Stranissima situazione. Mossi dall’indiscrezione di cui sopra, ci siamo attivati per cercare di avere notizie riguardanti i 15 marinai filippini. Tramite un’associazione dei marittimi di quel paese, siamo riusciti a contattare la società di servizi che ha fornito il personale di bordo alla Rosalia D’Amato. Con estrema gentilezza, il personale dell’agenzia, ci ha risposto che gli uomini di mare provenienti dal sequestro della nave italiana, erano arrivati in patria il 5 dicembre e che godevano, nonostante tutto, di ottima salute.

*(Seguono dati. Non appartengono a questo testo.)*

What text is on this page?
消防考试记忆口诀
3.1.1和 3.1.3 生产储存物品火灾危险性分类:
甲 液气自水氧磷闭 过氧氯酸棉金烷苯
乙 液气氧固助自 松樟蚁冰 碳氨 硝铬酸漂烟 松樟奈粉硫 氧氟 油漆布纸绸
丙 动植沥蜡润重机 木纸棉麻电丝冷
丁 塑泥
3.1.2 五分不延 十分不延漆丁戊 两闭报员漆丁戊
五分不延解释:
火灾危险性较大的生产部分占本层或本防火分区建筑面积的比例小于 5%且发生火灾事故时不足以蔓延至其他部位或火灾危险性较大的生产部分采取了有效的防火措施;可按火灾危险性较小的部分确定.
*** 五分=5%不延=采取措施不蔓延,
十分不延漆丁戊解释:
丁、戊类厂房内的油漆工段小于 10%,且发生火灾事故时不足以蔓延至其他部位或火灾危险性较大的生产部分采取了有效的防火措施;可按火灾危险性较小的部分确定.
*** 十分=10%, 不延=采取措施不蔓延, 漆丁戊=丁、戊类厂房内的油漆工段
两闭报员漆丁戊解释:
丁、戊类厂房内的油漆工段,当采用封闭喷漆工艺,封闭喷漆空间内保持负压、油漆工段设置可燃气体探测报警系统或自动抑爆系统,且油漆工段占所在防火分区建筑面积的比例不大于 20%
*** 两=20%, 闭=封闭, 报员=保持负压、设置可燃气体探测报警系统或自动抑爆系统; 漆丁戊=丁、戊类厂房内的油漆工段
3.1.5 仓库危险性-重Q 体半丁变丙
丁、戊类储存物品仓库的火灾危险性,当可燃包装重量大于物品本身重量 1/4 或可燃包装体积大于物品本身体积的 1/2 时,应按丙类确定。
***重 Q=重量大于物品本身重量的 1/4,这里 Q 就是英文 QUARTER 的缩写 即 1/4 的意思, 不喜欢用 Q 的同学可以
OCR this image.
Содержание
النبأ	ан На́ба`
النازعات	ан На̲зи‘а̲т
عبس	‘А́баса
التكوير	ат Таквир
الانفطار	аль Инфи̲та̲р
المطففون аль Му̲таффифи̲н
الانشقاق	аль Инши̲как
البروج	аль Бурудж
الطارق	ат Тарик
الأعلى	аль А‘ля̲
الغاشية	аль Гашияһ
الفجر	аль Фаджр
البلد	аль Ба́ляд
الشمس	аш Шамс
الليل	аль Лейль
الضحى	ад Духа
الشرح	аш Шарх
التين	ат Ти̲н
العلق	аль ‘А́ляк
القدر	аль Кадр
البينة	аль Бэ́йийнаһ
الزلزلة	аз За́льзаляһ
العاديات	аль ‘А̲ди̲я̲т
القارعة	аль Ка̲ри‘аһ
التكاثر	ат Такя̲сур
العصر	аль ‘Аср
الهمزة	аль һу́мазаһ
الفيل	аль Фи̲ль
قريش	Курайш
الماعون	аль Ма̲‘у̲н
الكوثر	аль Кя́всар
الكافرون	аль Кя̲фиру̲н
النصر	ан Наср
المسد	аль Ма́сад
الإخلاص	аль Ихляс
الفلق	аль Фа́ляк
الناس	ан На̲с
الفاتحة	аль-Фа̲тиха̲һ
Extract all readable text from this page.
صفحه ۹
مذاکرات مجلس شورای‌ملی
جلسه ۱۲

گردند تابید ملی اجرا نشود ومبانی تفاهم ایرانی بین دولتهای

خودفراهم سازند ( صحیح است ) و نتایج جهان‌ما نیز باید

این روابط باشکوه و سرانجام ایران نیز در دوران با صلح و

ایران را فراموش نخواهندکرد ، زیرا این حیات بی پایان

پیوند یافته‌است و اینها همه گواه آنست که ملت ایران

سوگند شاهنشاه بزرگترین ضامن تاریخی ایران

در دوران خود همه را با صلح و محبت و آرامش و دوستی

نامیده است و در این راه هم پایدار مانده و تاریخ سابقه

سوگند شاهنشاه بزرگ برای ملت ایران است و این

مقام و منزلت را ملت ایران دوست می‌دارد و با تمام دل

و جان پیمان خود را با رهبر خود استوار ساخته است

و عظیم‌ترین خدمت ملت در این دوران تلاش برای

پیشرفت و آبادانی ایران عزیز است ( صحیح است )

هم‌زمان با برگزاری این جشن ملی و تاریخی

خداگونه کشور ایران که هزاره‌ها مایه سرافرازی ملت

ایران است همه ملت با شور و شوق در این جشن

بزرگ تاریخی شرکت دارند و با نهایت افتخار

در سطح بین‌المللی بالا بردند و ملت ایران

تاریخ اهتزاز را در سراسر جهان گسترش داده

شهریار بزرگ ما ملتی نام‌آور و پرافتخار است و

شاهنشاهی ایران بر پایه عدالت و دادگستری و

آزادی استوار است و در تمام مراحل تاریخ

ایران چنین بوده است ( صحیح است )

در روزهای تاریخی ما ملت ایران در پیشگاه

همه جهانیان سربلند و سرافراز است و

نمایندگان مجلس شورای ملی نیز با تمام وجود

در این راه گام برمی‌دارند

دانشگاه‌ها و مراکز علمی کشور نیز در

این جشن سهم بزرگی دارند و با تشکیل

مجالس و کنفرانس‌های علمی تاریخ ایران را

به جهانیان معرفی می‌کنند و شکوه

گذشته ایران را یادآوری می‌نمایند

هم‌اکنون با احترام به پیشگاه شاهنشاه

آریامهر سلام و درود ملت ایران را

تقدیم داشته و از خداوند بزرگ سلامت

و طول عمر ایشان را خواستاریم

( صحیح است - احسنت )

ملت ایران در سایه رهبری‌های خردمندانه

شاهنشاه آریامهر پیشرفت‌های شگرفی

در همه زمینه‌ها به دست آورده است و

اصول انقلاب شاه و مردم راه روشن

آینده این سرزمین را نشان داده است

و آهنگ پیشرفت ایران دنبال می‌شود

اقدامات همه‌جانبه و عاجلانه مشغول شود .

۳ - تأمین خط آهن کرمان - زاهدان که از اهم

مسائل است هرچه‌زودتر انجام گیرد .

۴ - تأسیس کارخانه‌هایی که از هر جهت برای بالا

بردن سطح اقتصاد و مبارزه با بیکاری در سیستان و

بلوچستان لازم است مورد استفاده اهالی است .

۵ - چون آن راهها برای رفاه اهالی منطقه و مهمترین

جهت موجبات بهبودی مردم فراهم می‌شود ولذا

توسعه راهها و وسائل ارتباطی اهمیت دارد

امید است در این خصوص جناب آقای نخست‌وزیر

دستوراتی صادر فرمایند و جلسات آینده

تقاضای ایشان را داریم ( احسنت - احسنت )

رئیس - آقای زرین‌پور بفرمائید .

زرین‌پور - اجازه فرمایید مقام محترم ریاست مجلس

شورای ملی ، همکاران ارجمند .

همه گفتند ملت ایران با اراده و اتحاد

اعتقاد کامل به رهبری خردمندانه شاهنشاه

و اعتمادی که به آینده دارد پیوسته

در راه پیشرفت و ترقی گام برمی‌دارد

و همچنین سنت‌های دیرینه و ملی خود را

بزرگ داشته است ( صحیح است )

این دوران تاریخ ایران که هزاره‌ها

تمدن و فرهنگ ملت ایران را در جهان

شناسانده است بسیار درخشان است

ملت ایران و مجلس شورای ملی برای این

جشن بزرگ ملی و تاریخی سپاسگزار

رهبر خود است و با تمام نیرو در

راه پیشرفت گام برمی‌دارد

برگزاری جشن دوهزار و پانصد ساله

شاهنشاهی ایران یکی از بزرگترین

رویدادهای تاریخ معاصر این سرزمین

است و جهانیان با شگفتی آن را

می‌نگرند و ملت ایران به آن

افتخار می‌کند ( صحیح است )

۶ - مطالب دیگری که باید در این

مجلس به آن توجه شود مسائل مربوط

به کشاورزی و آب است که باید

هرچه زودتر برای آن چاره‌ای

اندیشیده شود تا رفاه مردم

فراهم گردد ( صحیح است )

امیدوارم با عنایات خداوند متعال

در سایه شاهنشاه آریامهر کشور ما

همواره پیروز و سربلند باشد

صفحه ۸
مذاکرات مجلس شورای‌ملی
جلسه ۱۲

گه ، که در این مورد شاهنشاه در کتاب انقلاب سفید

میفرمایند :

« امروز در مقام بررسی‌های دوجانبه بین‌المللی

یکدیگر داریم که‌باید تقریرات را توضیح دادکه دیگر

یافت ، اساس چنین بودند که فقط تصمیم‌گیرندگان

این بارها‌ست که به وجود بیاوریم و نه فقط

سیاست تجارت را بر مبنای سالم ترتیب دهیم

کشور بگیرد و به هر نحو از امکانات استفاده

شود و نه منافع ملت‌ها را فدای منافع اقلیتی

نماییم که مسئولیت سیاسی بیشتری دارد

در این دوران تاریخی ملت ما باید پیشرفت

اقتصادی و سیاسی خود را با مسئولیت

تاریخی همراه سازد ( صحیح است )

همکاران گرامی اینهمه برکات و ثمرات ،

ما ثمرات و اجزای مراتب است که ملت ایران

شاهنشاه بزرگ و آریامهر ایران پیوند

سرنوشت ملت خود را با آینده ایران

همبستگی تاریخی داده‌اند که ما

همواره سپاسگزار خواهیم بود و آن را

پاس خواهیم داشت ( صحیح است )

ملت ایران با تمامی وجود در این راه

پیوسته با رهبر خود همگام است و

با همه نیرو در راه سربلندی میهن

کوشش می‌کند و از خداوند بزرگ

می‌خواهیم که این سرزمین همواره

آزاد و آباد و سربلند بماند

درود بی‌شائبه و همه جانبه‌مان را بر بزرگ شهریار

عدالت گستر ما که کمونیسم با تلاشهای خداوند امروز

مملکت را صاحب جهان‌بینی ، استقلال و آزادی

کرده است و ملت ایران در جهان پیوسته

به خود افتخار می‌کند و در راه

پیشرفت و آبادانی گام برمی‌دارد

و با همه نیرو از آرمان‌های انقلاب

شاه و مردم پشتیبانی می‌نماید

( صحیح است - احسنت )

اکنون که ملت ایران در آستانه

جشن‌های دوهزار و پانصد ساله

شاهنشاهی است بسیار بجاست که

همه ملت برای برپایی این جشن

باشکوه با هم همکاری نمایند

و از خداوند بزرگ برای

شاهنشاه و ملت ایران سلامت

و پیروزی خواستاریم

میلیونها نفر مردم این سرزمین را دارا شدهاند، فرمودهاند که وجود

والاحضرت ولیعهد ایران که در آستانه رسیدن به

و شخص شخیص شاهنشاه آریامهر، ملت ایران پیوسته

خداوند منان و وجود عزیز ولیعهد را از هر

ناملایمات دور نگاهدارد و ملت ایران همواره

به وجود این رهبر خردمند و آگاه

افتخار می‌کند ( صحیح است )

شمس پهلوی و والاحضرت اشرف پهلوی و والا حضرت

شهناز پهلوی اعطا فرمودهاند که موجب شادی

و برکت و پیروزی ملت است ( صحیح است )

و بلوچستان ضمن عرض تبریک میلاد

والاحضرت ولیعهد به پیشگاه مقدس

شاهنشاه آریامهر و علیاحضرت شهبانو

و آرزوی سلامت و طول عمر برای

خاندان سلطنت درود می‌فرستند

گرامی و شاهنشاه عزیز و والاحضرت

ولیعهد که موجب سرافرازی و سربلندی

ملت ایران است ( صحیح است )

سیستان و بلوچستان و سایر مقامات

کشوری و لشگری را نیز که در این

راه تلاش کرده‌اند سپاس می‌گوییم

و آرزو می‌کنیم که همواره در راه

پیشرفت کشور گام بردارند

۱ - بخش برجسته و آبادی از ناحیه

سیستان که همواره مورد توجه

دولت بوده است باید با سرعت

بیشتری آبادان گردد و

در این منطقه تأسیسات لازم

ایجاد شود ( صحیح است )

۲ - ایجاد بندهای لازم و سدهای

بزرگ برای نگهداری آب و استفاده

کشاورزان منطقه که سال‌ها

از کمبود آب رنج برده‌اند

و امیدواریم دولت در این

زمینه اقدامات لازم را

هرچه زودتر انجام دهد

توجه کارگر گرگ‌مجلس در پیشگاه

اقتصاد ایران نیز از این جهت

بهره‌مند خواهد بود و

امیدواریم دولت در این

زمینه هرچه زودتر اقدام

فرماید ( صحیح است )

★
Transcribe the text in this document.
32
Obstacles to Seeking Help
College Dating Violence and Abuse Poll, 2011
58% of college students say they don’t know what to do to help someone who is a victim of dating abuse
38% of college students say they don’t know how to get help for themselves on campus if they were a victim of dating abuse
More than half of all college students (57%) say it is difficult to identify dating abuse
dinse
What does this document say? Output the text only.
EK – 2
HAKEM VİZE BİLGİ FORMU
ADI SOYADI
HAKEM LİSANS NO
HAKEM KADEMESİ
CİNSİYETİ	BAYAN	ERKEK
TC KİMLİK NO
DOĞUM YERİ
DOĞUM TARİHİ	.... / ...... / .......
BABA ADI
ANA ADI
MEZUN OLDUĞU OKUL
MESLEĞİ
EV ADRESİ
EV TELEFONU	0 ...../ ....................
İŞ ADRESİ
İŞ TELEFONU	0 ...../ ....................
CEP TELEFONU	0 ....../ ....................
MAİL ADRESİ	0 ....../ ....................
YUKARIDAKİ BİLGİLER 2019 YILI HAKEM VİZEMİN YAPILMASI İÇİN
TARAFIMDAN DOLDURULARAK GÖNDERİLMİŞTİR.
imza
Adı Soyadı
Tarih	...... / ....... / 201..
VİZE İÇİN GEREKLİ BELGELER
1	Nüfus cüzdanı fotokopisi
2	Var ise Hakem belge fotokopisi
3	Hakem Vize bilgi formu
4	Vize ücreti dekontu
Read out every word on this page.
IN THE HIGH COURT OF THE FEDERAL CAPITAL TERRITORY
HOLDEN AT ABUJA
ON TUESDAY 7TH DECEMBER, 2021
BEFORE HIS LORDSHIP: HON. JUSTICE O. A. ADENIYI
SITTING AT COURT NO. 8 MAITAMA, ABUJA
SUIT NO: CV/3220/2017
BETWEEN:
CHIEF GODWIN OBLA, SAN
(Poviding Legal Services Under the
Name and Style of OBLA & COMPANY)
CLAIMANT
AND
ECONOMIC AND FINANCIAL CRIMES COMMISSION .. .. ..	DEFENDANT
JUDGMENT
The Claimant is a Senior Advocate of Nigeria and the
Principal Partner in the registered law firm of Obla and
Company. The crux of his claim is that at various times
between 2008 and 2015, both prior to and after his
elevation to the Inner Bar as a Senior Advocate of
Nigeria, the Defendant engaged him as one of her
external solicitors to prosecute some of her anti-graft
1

La gentilezza è stata così tanta, da averci fornito perfino le foto dell’arrivo in aeroporto e dell’incontro in Hotel con il personale della società, dove i marittimi filippini son visibilmente rinfrancati, ripuliti e rivestiti al meglio.

I marittimi filippini, ripuliti e rivestiti in Hotel (sono sempre 14)

Ma c’è un piccolo, quanto spaventoso, particolare: in entrambe le foto i filippini sono 14 e non 15, come in realtà dovrebbero essere, e soprattutto da come risulta dalla lista ufficiale di imbarco e come per mesi tutti i mezzi di comunicazione hanno riportato. Ora, alla luce delle stranezze di questa vicenda e delle voci sulle condizioni di salute pessime o addirittura della morte di uno di loro, il fatto che in quella foto manchi proprio uno dei filippini, ci ha fatto tremare.

Nella mail di risposta non si menziona il numero dei marinai, ma semplicemente si asserisce che tutti sono tornati e stanno bene.

La comparazione dei volti dei filippini, tra le due foto

Che fine ha fatto il quindicesimo uomo? Crediamo sia necessario trovare le risposte alle troppe domande del passato rimaste in sospeso, alle quali ora si aggiunge l’inquietante particolare della mancanza di un uomo. Ci aspettiamo che la compagnia armatoriale faccia chiarezza. Qualcuno manca all’appello.